This position reports to the Director of HIM. Responsible for ensuring that inpatient, emergency department, ambulatory surgery and ancillary encounters are coded and abstracted under the ICD-10-CM & PC and HCPCS (CPT) System for statistical and DRG assignment purposes.
Under general supervision and according to established procedures, assigns diagnostic codes to medical record information. Abstracts required data into hospital abstracting system. The outcome of information gathered is used to determine the hospital database and reimbursement of hospital claims. Certain Clinical Documentation Improvement functions are expected in this position pertaining to inpatient Medicare and senior Medicare patients with MediCal APR-DRG assignment. Extensive interaction with physicians and responsible for physician education pertaining to principal diagnostic assignments, ICD-10-CM and PC physician education. Smart review of Medicare patients is required.
This position works closely with the CBO and CFO relative to DNFB, coding or abstracting errors. The Coder is also responsible for daily reporting of HIM Units of Service and monthly DNFB reports.
Analyzes patient medical records and interprets documentation to identify all diagnoses and procedures. Assigns proper ICD‑10 CM and HCPCS diagnostic and operative procedure codes to charts and related records by reference to designated coding manuals and other reference material.
Applies uniform hospital discharge data-set definitions to select the principal diagnosis, principal procedure, and other diagnoses and procedures that require coding, as well as other data items required to maintain the hospital database.
Applies sequencing guidelines to coded data according to official coding rules.
Assigns DRG code to each record according to healthcare finance-administration directives. Enters coded/abstracted information into DRG grouper, analyzes groupings, and observes for assigned appropriate DRG weight for reimbursement.
Assesses the adequacy of medical record documentation to ensure that it supports the principal diagnosis, principal procedure, complications, and comorbid conditions assigned codes. Consults with the appropriate physician to clarify medical record information.
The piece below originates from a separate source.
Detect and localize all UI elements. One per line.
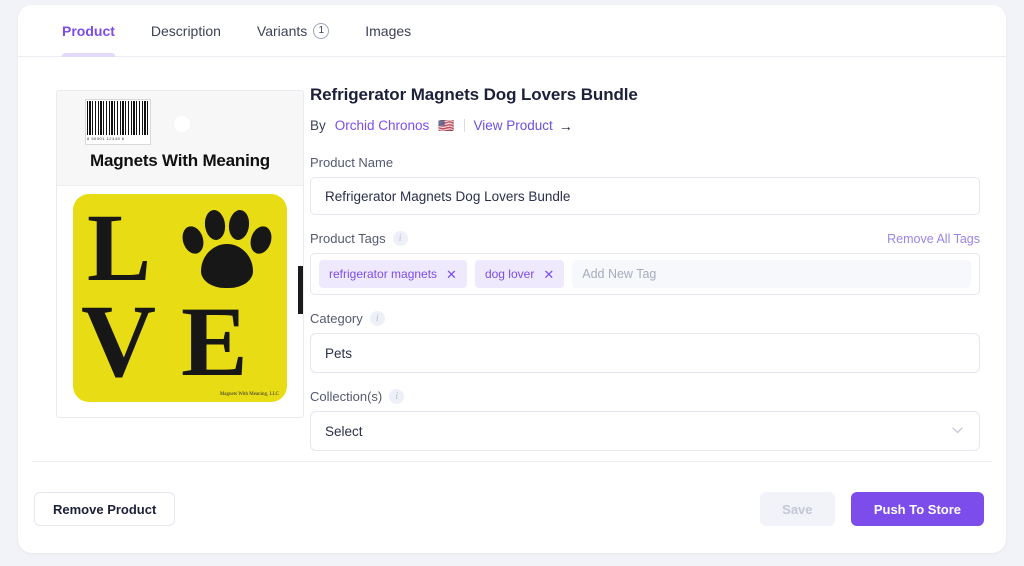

Answers physicians/clinicians questions regarding coding principles, DRG assignment, and prospective payment system. Assists finance, data processing, and other departments with coding/DRG issues.
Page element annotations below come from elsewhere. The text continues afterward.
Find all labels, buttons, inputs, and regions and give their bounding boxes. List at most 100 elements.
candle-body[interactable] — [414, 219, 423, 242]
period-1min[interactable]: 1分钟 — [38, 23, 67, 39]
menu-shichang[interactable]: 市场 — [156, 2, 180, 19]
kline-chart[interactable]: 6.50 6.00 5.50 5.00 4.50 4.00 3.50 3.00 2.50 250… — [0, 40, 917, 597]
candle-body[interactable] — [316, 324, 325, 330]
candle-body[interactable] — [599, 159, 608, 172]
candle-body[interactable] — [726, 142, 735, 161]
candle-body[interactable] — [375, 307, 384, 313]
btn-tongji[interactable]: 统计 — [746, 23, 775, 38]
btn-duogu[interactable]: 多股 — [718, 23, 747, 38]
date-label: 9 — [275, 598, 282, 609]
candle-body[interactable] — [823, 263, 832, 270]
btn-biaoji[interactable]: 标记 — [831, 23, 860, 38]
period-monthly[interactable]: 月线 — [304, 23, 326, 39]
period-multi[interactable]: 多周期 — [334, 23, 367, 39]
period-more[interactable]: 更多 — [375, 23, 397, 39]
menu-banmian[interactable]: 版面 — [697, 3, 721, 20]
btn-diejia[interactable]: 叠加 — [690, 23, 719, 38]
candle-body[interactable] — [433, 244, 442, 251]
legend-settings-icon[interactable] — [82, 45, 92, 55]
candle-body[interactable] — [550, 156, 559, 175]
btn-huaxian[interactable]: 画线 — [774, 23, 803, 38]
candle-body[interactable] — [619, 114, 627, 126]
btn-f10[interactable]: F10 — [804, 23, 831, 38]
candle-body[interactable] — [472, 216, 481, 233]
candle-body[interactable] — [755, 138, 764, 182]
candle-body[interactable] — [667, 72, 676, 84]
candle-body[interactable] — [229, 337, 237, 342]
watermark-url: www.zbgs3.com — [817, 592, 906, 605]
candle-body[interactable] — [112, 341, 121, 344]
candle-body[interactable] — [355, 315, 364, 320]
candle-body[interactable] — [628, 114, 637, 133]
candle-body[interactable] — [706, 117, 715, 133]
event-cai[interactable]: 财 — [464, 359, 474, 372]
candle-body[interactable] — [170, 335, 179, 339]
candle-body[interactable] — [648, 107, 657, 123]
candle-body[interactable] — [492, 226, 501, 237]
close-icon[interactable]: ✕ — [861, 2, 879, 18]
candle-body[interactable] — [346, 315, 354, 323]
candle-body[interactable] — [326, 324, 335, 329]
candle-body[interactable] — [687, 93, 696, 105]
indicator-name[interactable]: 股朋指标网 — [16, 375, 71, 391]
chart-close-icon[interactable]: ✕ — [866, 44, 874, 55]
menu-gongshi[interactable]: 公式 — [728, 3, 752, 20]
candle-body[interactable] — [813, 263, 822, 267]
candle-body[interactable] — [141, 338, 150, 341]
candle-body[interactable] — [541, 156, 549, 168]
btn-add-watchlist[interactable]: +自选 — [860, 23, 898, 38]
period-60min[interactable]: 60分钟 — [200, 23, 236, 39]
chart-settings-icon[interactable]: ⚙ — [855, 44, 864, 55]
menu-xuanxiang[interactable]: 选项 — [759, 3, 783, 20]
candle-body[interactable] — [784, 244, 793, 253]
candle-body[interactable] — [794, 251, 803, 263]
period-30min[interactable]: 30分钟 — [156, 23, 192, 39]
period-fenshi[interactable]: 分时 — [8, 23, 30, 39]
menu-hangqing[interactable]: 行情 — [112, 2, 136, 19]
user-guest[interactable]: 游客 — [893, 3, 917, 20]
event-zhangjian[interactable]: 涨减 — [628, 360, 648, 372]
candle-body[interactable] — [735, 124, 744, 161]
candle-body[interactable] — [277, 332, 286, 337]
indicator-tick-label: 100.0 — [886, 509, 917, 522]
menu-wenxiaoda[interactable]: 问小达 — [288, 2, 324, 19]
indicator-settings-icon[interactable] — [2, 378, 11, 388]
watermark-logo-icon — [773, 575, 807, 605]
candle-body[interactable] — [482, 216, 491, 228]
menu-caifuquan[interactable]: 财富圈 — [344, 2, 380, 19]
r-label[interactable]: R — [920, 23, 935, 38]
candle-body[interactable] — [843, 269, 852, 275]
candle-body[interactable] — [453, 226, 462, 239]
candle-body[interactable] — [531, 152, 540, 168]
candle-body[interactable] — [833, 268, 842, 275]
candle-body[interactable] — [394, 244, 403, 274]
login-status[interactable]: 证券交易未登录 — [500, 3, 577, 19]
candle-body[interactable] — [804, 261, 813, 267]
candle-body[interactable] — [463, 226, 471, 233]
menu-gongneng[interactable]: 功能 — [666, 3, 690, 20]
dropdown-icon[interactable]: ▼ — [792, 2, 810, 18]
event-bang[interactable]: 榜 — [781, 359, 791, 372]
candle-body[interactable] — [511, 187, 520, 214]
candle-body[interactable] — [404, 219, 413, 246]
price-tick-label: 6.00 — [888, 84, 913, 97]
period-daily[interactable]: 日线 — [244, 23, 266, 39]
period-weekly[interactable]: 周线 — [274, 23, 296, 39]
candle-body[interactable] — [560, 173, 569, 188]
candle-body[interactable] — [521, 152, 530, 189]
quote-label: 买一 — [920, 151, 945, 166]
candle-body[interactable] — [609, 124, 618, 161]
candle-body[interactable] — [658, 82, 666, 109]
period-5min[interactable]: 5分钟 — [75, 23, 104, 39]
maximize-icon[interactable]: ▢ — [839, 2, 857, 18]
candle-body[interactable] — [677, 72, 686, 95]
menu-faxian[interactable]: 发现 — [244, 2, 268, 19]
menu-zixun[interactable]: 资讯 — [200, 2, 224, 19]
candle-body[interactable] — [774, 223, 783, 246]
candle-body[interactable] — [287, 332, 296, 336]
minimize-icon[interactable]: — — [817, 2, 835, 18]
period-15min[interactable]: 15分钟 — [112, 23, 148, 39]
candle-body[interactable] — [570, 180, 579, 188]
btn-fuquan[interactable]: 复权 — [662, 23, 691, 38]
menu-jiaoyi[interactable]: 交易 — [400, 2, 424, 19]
Remains abreast of developments in medical record technology by pursuing a program of professional growth and development, attending educational programs and meetings, reviewing pertinent literature, and so forth. Progresses in the learning of ICD-10-CM and PC coding principals and assignment.
Retrieves emergency, urgent care, and ambulatory care records and alphabetizes and attaches corresponding laboratory reports to ensure accurate assignment of ICD-9 and CPT-4 codes.
Attends all required safety training programs and can describe his or her responsibilities related to general safety, department/service safety, and specific job‑related hazards.
Follows the hospital exposure control plans/bloodborne and airborne pathogens.
Demonstrates respect and regard for the dignity of all patients, families, visitors, and fellow employees to ensure a professional, responsible, and courteous environment.
Promotes effective working relations and works effectively as part of a department/unit team inter- and intradepartmentally to facilitate the department’s/unit’s ability to meet its goals and objectives.
Equivalent to an associate’s degree in medical information technology (with course work in medical terminology, anatomy, physiology, disease processes, ICD 10‑CM coding and prospective payment) preferred. More extensive clinical background preferred for physician CDI and physician interaction.
Bachelor degree preferred.
Five years acute care experienced required.
Designation as a CCS required.
Certified Coding Specialist required.